Barely out of breath, Joker laughed, "A vigilante? Alright let's make this a necktie social..."
Unable to avoid a brush of fists, the newly dubbed 'Bat' found himself engaged with Joker like two rattlesnakes wrapping around one another attempting to bite.
Not likely to play fair, a few other patrons advanced as well but before they could clear the cluster of tables, Riddler lashed out with his cane catching two men unaware, "You're ruining his big party! Are you insane?"
Pushed back from a sharp knee to his middle, Joker gave a wheezing gasp of laughter, "You have nothing, nothing to threaten me with. Nothing to do with all your strength."
The dark vigilante who had miraculously kept his hat on his head, the brim pulled low, "The next time I see you, you're going to Arkham. You'll be in a stone cell forever."
The mention of the county's roughest crowbar hotel caused more than a few to spit and back away cursing—Rumor was, no one left Arkham and up until this point there was no one thick enough to threaten Gotham's elitist crime gang.
"Maybe we can share one!" he cackled catching his breath against a table.
Addressing the entire saloon, the dark vigilante began to back out towards the door, "Ladies, gentlemen, you've eaten well. You've eaten Gotham's wealth, its spirit...but your feast is nearly over. From this moment on, none of you are safe."
Under the flourish of his dark overcoat, the man left.
A slow dark chuckle grew to a chilling laugh as Joker addressed those within the saloon, particularly the higher ups in crime, "This city is under my control! That's right, boys and girls! Mine, mine, mine, mine!"
A malicious smile lit up his face as he thumbed the blunt edge of his shark knife, "Oh, the plans I have for this place. It's going to be glorious!

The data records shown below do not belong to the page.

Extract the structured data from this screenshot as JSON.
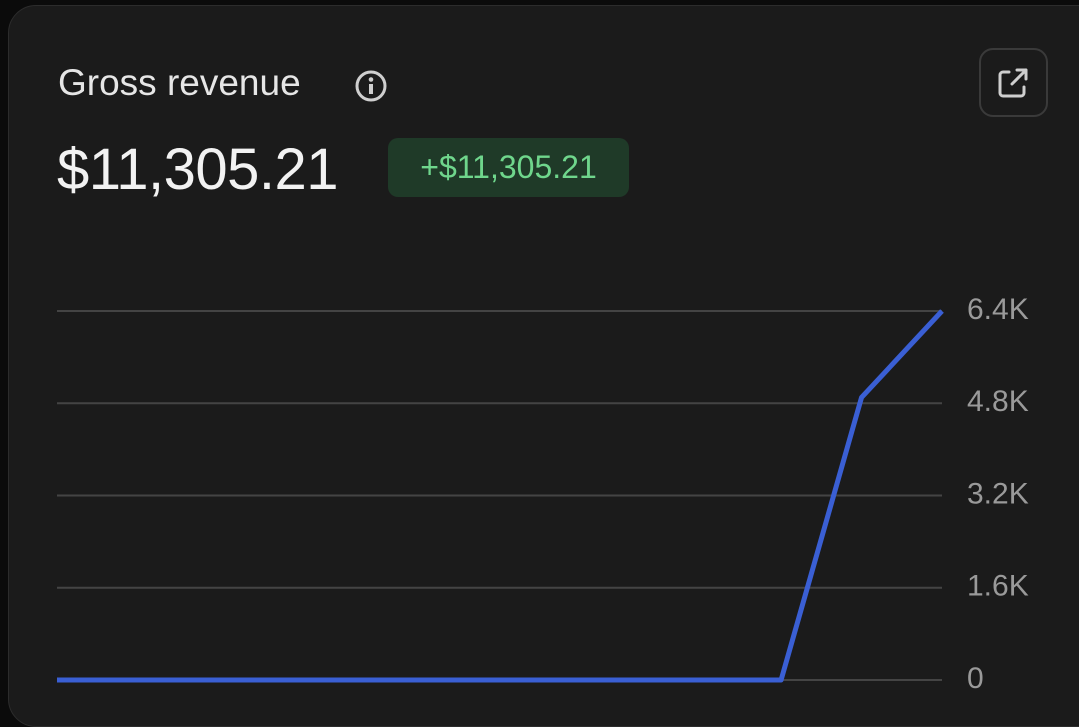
{
  "header": {
    "title": "Gross revenue",
    "amount": "$11,305.21",
    "change": "+$11,305.21"
  },
  "chart_data": {
    "type": "line",
    "categories": [
      null,
      null,
      null,
      null,
      null,
      null,
      null,
      null,
      null,
      null,
      null,
      null
    ],
    "values": [
      0,
      0,
      0,
      0,
      0,
      0,
      0,
      0,
      0,
      0,
      4900,
      6400
    ],
    "color": "#3a5fd4",
    "ylim": [
      0,
      6400
    ],
    "yticks": [
      0,
      {
        "value": 1600,
        "label": "1.6K"
      },
      {
        "value": 3200,
        "label": "3.2K"
      },
      {
        "value": 4800,
        "label": "4.8K"
      },
      {
        "value": 6400,
        "label": "6.4K"
      }
    ],
    "grid": true
  }
}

Selina, who had watched the spectacle from a darkened post, gazed at the saloon doors with playful desire, "I like the way that man operates..."
As those within The Iceberg collected their wits, the shrouded farmer who was leaning against the record machine asked the question everyone was thinking, "This man, this bat,is going to change everything...the entire city will be screaming in fear. I wonder if we'll be able to hear it?"